Just to follow up, undoing the condensation helps but it's still very unruly. It used to take a couple messages before it would respond and do what I ask. Now it will completely ignore instructions even if I ask multiple times. It must have to do with claude 3.7
Has anyone else noticed this lately? I've asked it not to do something multiple times and it proceeded to do it 5 times and each time it even acknowledged afterwards that it did what it wasn't supposed to. It's very odd. I'm wondering if the system prompts might aren't giving enough emphasis on following directions.
Yes, I have seen this in multiple places (with claude 3.7, not with openhands necessarily), it really is very jumpy and goes off doing stuff, and that stuff is not necessarily what the user said.
Personally, I try now to give it the FIRST message as clear as possible, and containing everything important.
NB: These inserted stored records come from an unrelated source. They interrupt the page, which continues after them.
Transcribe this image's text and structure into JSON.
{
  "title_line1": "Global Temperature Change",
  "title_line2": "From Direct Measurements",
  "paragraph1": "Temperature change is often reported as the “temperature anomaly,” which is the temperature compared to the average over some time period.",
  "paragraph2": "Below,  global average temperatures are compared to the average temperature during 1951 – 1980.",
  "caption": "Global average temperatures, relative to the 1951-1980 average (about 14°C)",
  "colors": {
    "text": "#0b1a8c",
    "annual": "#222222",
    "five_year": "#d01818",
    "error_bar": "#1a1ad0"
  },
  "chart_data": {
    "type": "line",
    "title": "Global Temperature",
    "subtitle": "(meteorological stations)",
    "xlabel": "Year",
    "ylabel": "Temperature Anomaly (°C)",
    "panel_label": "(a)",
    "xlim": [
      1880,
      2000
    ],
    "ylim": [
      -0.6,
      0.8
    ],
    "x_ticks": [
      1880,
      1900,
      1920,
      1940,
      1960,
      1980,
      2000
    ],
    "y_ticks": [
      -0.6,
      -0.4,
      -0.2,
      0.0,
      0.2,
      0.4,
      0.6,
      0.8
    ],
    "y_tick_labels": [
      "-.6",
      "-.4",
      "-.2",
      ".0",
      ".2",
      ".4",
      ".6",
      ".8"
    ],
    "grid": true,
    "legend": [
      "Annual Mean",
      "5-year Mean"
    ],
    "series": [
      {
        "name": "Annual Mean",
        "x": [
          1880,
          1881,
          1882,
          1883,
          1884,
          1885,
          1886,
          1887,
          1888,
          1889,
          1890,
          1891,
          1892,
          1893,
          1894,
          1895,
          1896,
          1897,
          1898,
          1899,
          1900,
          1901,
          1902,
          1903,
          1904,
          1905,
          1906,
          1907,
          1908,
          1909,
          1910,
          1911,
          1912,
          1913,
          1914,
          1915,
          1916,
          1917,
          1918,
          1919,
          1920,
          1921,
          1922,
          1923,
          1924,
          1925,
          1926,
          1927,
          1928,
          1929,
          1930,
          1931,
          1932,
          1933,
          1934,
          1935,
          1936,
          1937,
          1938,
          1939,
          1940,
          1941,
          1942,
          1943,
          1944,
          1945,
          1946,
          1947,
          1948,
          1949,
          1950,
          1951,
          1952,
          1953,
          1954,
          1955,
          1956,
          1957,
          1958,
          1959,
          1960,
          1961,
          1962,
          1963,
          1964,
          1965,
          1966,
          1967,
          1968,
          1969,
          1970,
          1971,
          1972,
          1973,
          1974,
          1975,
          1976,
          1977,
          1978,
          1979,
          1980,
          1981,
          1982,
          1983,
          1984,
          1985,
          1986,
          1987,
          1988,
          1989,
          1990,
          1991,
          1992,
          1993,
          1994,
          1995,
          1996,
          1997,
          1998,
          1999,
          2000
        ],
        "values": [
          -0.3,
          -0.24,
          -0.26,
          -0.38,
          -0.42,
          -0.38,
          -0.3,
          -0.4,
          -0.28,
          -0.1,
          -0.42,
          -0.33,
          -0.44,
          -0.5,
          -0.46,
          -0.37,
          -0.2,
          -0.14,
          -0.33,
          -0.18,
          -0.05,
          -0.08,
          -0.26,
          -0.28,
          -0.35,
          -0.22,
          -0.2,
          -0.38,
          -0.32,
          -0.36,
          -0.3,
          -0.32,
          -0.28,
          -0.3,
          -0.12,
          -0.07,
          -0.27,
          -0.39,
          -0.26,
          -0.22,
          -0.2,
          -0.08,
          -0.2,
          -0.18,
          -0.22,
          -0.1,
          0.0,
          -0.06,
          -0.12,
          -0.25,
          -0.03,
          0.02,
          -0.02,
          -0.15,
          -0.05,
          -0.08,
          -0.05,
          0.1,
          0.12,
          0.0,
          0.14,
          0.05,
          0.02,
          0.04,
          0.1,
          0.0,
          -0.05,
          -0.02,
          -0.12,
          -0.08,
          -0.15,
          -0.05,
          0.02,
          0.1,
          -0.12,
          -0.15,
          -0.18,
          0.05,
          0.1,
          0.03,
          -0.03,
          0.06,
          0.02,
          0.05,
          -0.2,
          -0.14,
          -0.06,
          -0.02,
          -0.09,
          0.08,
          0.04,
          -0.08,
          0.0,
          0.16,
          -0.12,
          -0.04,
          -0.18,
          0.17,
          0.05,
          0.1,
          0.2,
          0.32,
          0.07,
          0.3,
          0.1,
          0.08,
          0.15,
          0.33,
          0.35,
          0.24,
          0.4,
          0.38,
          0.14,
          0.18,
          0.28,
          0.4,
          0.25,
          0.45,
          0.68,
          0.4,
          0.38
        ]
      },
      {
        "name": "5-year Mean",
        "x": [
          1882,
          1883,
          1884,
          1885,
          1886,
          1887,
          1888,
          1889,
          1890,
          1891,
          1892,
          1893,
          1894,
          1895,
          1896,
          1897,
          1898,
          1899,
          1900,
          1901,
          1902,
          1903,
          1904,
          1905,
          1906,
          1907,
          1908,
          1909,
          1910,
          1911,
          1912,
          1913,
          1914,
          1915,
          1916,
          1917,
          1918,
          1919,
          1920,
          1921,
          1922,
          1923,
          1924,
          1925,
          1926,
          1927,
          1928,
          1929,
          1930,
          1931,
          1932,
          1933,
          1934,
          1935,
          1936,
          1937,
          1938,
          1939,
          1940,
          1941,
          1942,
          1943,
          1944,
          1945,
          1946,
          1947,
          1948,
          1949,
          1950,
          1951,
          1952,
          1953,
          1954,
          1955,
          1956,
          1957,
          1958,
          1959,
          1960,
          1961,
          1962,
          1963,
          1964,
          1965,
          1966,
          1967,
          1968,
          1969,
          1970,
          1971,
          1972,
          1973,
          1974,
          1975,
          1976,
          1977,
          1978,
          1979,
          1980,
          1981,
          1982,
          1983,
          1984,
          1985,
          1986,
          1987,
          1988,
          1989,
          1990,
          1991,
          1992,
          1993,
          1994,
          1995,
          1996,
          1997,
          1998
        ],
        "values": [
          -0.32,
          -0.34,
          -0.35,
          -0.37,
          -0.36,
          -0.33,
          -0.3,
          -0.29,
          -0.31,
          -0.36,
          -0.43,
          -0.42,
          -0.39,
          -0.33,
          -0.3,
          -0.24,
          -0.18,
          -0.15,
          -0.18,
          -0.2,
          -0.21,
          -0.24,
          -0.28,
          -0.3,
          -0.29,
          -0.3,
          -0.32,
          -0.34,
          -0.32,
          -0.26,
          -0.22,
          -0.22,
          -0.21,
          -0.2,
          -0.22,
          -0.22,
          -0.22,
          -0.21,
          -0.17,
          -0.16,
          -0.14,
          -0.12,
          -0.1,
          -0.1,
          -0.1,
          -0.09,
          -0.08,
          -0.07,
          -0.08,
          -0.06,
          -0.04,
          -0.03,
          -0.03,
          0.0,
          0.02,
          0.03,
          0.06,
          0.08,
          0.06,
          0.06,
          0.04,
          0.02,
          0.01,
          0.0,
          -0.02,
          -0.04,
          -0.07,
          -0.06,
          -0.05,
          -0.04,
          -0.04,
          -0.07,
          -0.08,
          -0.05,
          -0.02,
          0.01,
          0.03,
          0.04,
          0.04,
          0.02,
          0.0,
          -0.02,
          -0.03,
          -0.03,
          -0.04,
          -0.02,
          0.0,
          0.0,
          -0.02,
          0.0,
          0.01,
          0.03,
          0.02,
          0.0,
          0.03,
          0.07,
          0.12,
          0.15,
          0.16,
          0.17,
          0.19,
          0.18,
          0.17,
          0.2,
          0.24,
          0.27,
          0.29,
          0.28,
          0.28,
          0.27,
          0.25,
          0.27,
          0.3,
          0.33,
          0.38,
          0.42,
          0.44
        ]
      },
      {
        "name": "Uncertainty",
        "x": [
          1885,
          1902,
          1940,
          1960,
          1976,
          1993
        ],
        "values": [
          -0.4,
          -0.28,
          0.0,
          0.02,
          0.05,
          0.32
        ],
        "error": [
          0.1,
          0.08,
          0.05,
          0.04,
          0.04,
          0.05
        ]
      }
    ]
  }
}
It may sound obvious, but TBH I haven't always done that - other times I was starting with a small thing, then add another small thing etc., and it was working; with 3.7 and openhands today I think the first option works significantly better.
I'm not sure about this but I wanted to mention that 0.28 seemed to work better than 0.28.1. Not sure if it's a coincidence or maybe they made some changes to Claude but I've noticed a difference.
We made a system prompt update in 0.28.1 I think 🤔 Significant, with a lot of changes, and the same to tools: [agent] system message
The point in part was to adapt better to 3.7. Maybe we haven't enough, or maybe too much?
To add, I also need to watch it, to see when it goes off on a tangent and stop it. I wasn't concerned about that before 3.7, maybe because I felt it wasn't going to go for long I guess.
Now with 3.7, it's like it had way too many coffees 😂
I have found the same thing with 3.7 in general, I have found better luck ( Both in Cursor and Openhands ) adding stuff like "Only implement the what is asked, don't go ahead of what is stated, Don't assume, Follow the spec's Don't deviate from the instructions, Don't reivent the wheel use standards " to my prompts
This issue is stale because it has been open for 30 days with no activity. Remove stale label or comment or this will be closed in 7 days.
Is this a claude thing or is this something we can make better on our side?
This issue is stale because it has been open for 30 days with no activity. Remove stale label or comment or this will be closed in 7 days.
Is it better with Claude 4?
This issue is stale because it has been open for 30 days with no activity. Remove stale label or comment or this will be closed in 7 days.
This issue was closed because it has been stalled for over 30 days with no activity.